Partout en Europe, les résultats
des élections ont montré la profonde opposition populaire aux mesures
d'austérité que le capital européen et américain applique impitoyablement
depuis que la crise économique mondiale a éclaté.
En France, cette colère sociale a
mené à la défaite du président droitier, Nicolas Sarkozy, et à l'élévation à la
présidence du candidat du Parti Socialiste (PS), François Hollande.
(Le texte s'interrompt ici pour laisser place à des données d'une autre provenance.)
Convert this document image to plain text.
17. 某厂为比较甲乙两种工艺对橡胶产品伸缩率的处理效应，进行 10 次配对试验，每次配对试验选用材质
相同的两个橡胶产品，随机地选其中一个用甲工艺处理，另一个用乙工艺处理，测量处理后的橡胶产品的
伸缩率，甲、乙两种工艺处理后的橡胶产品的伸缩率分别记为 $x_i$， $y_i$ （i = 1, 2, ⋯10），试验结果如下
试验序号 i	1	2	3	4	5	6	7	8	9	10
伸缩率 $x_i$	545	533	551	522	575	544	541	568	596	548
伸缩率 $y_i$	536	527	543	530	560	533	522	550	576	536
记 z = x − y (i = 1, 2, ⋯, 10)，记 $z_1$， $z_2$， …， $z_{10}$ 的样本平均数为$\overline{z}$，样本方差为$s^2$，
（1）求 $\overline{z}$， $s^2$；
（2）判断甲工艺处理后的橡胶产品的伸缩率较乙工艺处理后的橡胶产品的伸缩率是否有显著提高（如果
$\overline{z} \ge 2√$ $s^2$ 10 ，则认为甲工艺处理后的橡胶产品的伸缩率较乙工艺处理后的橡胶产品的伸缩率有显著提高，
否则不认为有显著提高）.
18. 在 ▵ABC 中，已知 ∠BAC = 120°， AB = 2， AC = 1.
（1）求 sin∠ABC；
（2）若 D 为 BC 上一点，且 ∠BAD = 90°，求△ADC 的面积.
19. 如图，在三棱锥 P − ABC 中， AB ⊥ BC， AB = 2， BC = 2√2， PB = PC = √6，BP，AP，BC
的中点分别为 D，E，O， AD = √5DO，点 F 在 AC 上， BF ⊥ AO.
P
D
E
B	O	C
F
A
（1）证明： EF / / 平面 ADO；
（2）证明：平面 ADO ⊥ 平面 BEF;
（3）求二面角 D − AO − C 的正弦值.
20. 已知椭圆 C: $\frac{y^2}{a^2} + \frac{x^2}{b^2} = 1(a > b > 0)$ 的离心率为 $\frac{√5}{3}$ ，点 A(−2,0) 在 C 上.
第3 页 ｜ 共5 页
En Grèce, le principal objectif
des mesures d'austérité de l'UE depuis 2009, cela a produit un formidable rejet
du duopole - constitué par le parti social-démocrate PASOK et le parti droitier
Nouvelle Démocratie - ayant gouverné ce pays depuis la chute de la junte
militaire en 1974. Ces partis ont chuté à 13,2 pour cent et à 18,9 pour cent
des votes respectivement. La Coalition des partis de la Gauche radicale
(SYRIZA) a triplé son score pour atteindre 16,8 pour cent et devenir le
deuxième plus grand parti de la Grèce.
Par leurs voix, de vastes
sections de la classe ouvrière et des classes moyennes ont montré qu'elles
étaient en quête d'une alternative de gauche à la dictature politique et
économique de l'élite financière. Toutefois, les partis ayant obtenu des gains
sur la base d'un virage à gauche dans le sentiment des masses n'ont aucune
intention de réaliser une réforme économique importante quelconque et encore
moins une restructuration socialiste radicale du dispositif existant.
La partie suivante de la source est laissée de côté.